In this study researchers collected black sea cucumbers from the chain of islands known as the Nansei Islands which stretches from the southern tip of Japan to the north eastern part of Taiwan, and recorded the presence of this parasitic snail. The snail is not particularly abundant, it was only found at two of the seven island sites they sampled from, and even on a reef flat at Kuroshima where they were most common, it was only found in one out of every ten sea cucumbers. Megadenus atrae has also been reported from other parts of the world including New Caledonia, India, and Australia. And in those other studies, the prevalence of this snail range from one in ten sea cucumbers to as few as one in a thousand.

Given that this parasitic snail is sparsely distributed in the sea cucumber population, this presents some challenges when it comes to reproduction - the likelihood of a larval snail encountering a host which is already occupied by another M. atrae is low enough, but the chance of that snail being of the compatible sex is even lower. Unlike other symbionts like pea crabs which can leave their host for a booty call, the only mobile stage of M. atrae is when it is a free-drifting immature larva. Once they are in a sea cucumber's butt, they are there for life

While it is possible that the snail can send out some kind of pheromone to recruit other M. atrae to settle in their host, how can they guarantee the new arrival would be of the suitable sex? After all there's no dating apps for snails living in a sea cucumber's butt.

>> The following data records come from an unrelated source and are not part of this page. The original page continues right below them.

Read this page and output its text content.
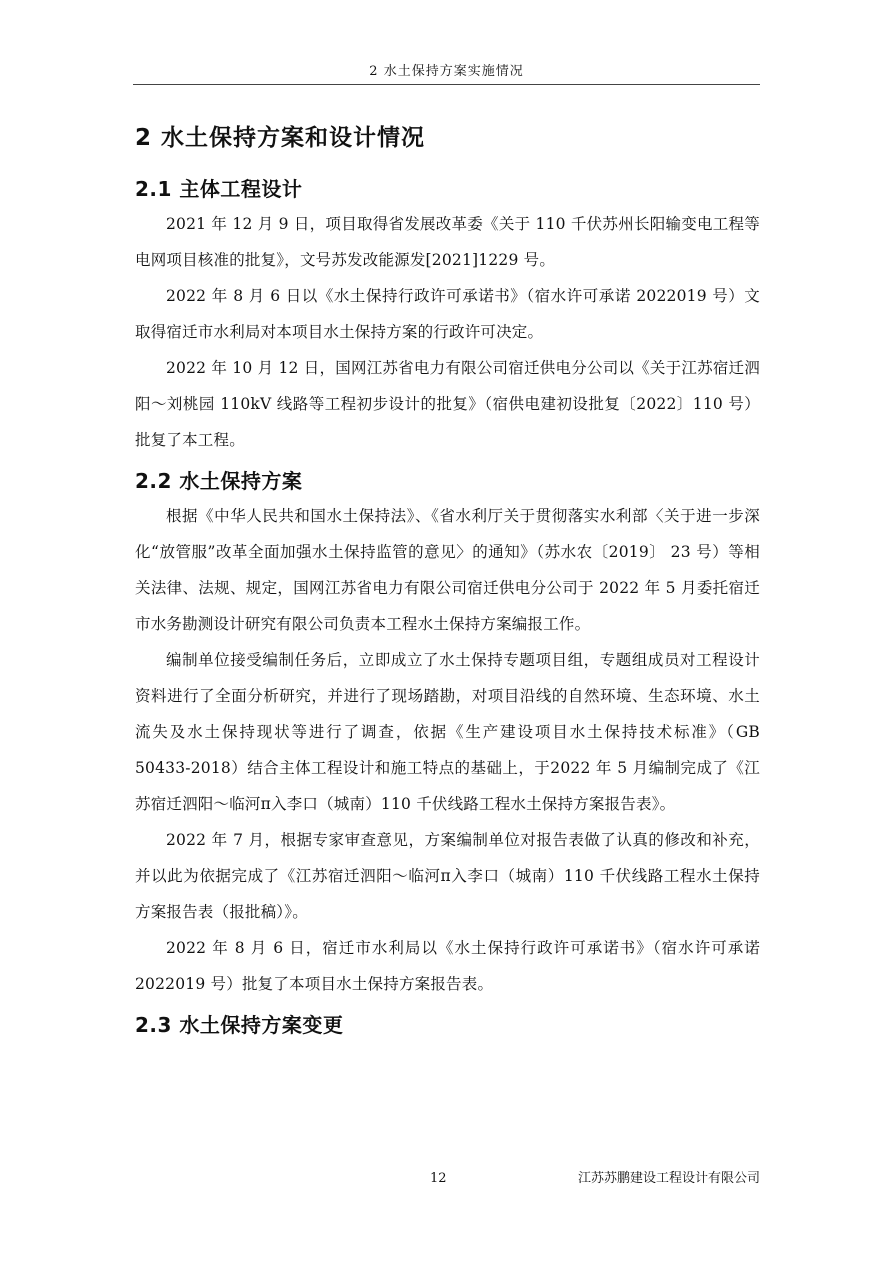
2 水土保持方案实施情况
2 水土保持方案和设计情况
2.1 主体工程设计

2021 年 12 月 9 日，项目取得省发展改革委《关于 110 千伏苏州长阳输变电工程等电网项目核准的批复》，文号苏发改能源发[2021]1229 号。

2022 年 8 月 6 日以《水土保持行政许可承诺书》（宿水许可承诺 2022019 号）文取得宿迁市水利局对本项目水土保持方案的行政许可决定。

2022 年 10 月 12 日，国网江苏省电力有限公司宿迁供电分公司以《关于江苏宿迁泗阳～刘桃园 110kV 线路等工程初步设计的批复》（宿供电建初设批复〔2022〕110 号）批复了本工程。

2.2 水土保持方案

根据《中华人民共和国水土保持法》、《省水利厅关于贯彻落实水利部〈关于进一步深化“放管服”改革全面加强水土保持监管的意见〉的通知》（苏水农〔2019〕 23 号）等相关法律、法规、规定，国网江苏省电力有限公司宿迁供电分公司于 2022 年 5 月委托宿迁市水务勘测设计研究有限公司负责本工程水土保持方案编报工作。

编制单位接受编制任务后，立即成立了水土保持专题项目组，专题组成员对工程设计资料进行了全面分析研究，并进行了现场踏勘，对项目沿线的自然环境、生态环境、水土流失及水土保持现状等进行了调查，依据《生产建设项目水土保持技术标准》（GB 50433-2018）结合主体工程设计和施工特点的基础上，于2022 年 5 月编制完成了《江苏宿迁泗阳～临河π入李口（城南）110 千伏线路工程水土保持方案报告表》。

2022 年 7 月，根据专家审查意见，方案编制单位对报告表做了认真的修改和补充，并以此为依据完成了《江苏宿迁泗阳～临河π入李口（城南）110 千伏线路工程水土保持方案报告表（报批稿）》。

2022 年 8 月 6 日，宿迁市水利局以《水土保持行政许可承诺书》（宿水许可承诺 2022019 号）批复了本项目水土保持方案报告表。

2.3 水土保持方案变更
12	江苏苏鹏建设工程设计有限公司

Despite such obstacles, the researchers noticed that these snails were always found in pairs, and always as a female-male pair. They suggested that that this parasitic snail might have a sex determination system which is similar to that of the tongue-biter parasite and a range of other animals call protandry. With a protandric system, the larva starts out life as an immature male. If it settles down alone, it grows into a mature female snail. But if the snail larva happens to settle in a sea cucumber which is already occupied by a mature female, it will grow into a mature male. That way, M. atrae ensures that it will end up with a suitable reproductive partner no matter the circumstance.

So life finds a way, even for a parasitic snail trying to find a life partner amidst a sea of unlikely butts

Reference:
Takano, T., Warén, A., & Kano, Y. (2017). Megadenus atrae n. sp., an endoparasitic eulimid gastropod (Mollusca) from the black sea cucumber Holothuria atra Jaeger (Aspidochirotida: Holothuriidae) in the Indo-West Pacific. Systematic Parasitology 94: 699-709.